The code obtains both size values at the same time so it would make sense to do both calculations at the same time, and provide an option to display the regular and "apparent-size" values in column output. My guess would be that the cost of calculating both output values at the same time is negligible w.r.t. the cost of the stat() call (and thus that there's no need to complexify the code with "calculate this and/or that" conditionals).

The option could be called --both, --colums (-C) or --two (-T).

I'd also reconsider the "apparent-size" term as I think it is confusing and ambiguous. Consider this, taken from a ZFS dataset with gzip-9 compression (and copies=1; du v8.30):

%> du -hcs /Volumes/nif64/tmp/.npm/ ; du -hcs --apparent-size /Volumes/nif64/tmp/.npm/
340M    /Volumes/nif64/tmp/.npm/
180M    /Volumes/nif64/tmp/.npm/

Same folder on btrfs (mounted with compress=lzo):
%> du -hcs /mnt/.npm/ ; du -hcs --apparent-size  /mnt/.npm
198M    /mnt/.npm/
181M    /mnt/.npm

According to `du --help`, the apparent-size option reports a size that is not the actual disk usage.
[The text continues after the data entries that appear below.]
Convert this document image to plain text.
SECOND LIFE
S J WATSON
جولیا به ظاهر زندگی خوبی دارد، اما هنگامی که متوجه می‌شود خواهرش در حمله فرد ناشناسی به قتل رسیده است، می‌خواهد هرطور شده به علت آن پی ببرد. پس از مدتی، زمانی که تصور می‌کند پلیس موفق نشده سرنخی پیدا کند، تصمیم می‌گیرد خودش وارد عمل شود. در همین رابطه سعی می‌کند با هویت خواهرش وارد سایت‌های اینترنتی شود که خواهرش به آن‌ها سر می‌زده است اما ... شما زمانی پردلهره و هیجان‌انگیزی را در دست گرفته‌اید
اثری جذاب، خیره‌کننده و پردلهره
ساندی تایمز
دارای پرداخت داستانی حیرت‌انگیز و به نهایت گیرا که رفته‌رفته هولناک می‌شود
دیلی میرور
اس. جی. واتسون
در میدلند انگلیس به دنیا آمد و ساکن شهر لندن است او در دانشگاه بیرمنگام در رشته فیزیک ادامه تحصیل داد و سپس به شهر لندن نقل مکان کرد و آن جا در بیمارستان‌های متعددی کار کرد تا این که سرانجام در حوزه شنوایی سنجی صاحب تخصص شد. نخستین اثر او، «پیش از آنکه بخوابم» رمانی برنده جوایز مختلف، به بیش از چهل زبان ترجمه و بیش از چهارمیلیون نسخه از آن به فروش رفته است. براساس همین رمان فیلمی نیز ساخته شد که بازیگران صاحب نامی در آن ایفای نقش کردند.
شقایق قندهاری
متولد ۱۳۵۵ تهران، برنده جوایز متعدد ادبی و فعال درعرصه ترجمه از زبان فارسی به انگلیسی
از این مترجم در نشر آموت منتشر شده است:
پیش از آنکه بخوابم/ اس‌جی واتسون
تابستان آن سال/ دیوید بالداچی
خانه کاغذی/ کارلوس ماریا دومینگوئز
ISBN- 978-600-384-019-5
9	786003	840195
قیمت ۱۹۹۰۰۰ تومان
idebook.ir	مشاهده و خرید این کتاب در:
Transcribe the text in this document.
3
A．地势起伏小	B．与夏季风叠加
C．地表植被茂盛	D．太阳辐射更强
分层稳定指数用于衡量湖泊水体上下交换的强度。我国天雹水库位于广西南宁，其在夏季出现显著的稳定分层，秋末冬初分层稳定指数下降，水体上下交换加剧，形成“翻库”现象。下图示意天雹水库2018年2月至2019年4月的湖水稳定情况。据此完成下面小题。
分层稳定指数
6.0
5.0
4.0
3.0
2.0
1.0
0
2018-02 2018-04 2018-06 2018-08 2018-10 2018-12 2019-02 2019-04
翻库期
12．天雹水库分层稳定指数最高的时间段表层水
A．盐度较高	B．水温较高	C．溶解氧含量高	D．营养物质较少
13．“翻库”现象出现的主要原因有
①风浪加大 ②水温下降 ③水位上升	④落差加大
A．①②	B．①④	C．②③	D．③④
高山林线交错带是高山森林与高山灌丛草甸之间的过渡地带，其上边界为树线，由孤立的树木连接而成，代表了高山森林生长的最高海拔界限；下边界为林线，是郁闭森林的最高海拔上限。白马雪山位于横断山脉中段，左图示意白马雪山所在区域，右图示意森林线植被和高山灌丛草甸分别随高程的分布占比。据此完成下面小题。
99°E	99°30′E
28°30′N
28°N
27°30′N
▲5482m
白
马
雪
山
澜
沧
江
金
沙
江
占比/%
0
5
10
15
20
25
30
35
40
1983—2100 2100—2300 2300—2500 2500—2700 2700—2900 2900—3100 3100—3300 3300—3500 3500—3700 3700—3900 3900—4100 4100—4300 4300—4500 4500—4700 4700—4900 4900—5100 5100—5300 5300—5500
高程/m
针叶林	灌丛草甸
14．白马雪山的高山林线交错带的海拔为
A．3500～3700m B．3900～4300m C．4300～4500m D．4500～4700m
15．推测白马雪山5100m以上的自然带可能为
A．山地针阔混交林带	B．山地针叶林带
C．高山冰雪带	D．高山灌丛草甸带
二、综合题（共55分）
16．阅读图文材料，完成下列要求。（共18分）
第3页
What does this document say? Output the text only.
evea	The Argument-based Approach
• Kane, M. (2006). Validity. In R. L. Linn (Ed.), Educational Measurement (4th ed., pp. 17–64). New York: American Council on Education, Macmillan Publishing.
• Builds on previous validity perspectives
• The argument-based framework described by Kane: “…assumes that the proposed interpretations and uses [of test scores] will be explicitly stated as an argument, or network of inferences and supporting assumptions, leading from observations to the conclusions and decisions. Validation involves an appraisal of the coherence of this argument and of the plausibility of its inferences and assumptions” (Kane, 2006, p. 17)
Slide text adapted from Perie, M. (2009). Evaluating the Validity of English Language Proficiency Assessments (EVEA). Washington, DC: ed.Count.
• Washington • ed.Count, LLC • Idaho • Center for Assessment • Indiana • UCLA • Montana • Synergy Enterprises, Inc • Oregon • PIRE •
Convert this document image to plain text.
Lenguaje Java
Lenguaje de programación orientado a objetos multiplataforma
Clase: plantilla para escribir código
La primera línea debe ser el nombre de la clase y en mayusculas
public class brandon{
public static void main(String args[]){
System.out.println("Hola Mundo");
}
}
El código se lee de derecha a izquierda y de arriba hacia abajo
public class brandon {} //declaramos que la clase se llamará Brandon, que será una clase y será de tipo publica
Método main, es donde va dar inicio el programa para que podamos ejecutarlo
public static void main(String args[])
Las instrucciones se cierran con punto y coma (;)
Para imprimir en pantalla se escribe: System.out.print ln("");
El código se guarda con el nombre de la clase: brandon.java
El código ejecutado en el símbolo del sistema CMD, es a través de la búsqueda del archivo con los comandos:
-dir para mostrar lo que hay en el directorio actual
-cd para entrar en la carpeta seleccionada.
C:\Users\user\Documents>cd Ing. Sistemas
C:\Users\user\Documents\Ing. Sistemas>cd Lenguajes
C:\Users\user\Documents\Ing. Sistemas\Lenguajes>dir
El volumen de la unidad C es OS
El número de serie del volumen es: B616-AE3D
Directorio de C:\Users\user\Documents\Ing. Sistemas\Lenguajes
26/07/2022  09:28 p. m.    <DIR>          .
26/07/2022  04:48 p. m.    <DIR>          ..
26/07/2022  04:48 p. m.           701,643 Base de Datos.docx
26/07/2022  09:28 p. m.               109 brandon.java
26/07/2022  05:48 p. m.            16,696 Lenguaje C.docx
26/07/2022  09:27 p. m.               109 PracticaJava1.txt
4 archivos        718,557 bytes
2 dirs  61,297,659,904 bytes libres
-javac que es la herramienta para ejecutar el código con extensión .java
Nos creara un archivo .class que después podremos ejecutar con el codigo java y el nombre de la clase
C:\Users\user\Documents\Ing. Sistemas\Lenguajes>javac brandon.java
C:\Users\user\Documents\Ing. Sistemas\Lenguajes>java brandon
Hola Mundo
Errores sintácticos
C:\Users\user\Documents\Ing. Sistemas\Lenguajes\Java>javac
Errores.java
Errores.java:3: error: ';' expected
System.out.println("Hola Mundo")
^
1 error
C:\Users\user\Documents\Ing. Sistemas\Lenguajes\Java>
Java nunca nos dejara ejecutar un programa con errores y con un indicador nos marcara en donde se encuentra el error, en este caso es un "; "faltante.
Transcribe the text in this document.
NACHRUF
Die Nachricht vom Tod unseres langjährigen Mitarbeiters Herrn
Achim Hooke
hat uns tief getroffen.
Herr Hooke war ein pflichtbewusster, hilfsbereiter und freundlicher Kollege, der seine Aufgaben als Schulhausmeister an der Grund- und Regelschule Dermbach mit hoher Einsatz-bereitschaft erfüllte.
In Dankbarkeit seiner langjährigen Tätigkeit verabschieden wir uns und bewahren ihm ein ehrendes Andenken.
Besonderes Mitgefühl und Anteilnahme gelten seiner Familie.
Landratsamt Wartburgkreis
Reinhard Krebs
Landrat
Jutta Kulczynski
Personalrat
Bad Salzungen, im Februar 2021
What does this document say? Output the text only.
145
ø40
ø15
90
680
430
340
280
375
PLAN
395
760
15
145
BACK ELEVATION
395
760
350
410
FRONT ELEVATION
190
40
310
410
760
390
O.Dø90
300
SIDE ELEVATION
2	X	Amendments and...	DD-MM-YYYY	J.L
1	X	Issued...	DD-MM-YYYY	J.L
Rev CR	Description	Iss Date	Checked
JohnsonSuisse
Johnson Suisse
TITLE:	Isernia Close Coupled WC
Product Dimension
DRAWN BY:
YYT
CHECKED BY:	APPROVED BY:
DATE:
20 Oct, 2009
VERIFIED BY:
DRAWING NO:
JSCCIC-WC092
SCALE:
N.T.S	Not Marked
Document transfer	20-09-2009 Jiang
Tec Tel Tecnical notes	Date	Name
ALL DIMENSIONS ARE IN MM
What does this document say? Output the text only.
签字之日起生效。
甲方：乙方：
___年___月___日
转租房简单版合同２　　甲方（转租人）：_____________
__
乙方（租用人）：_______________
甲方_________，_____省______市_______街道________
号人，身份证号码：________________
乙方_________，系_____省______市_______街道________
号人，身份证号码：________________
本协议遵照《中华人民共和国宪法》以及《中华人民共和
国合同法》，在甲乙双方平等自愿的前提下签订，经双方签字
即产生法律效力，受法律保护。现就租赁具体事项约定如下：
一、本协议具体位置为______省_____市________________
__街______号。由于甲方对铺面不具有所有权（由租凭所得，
The numbers above seem to show the opposite.
If anything, I find the concept of "apparent size" more appropriate to the size a file occupies on the storage medium because ultimately that storage device will not give you more than "struct stat : st_size" bytes for uncompressed filesystems. 
Another way to say it: with "--apparent-size", du returns the actual file size; without, it returns how large the file appears to be (judging from its disk footprint).

For comparison; same folder,  on Mac with HFS+
%> du -hcs /Volumes/VMs/.npm ; du -hcs --apparent-size /Volumes/VMs/.npm
198M    /Volumes/VMs/.npm
181M    /Volumes/VMs/.npm

Idem, with HFS+ compression (zip-9)
%> du -hcs /Volumes/VMs/.npm ; du -hcs --apparent-size /Volumes/VMs/.npm
115M    /Volumes/VMs/.npm
148M    /Volumes/VMs/.npm

Thoughts?

Thanks,
R.





Information forwarded to bug-coreutils <at> gnu.org:
bug#34110; Package coreutils. (Wed, 16 Jan 2019 23:08:01 GMT) Full text and rfc822 format available.

Message #8 received at 34110 <at> debbugs.gnu.org (full text, mbox):

From: Assaf Gordon <assafgordon <at> gmail.com>
To: René J.V. Bertin <rjvbertin <at> gmail.com>,
 34110 <at> debbugs.gnu.org
Subject: Re: bug#34110: feature request: dual-column du output, showing "real"
 and "on-disk" sizes (and about that "apparent-size" concept)
Date: Wed, 16 Jan 2019 16:06:50 -0700
Hello,

I'll address only the "apparent-size" issue (not the two-columns, or 
compressed file-systems):

On 2019-01-16 1:13 p.m., René J.V. Bertin wrote:

> According to `du --help`, the apparent-size option reports a size that is not the actual disk usage. The numbers above seem to show the opposite.
> If anything, I find the concept of "apparent size" more appropriate to the size a file occupies on the storage medium because ultimately that storage device will not give you more than "struct stat : st_size" bytes for uncompressed filesystems.
> Another way to say it: with "--apparent-size", du returns the actual file size; without, it returns how large the file appears to be (judging from its disk footprint).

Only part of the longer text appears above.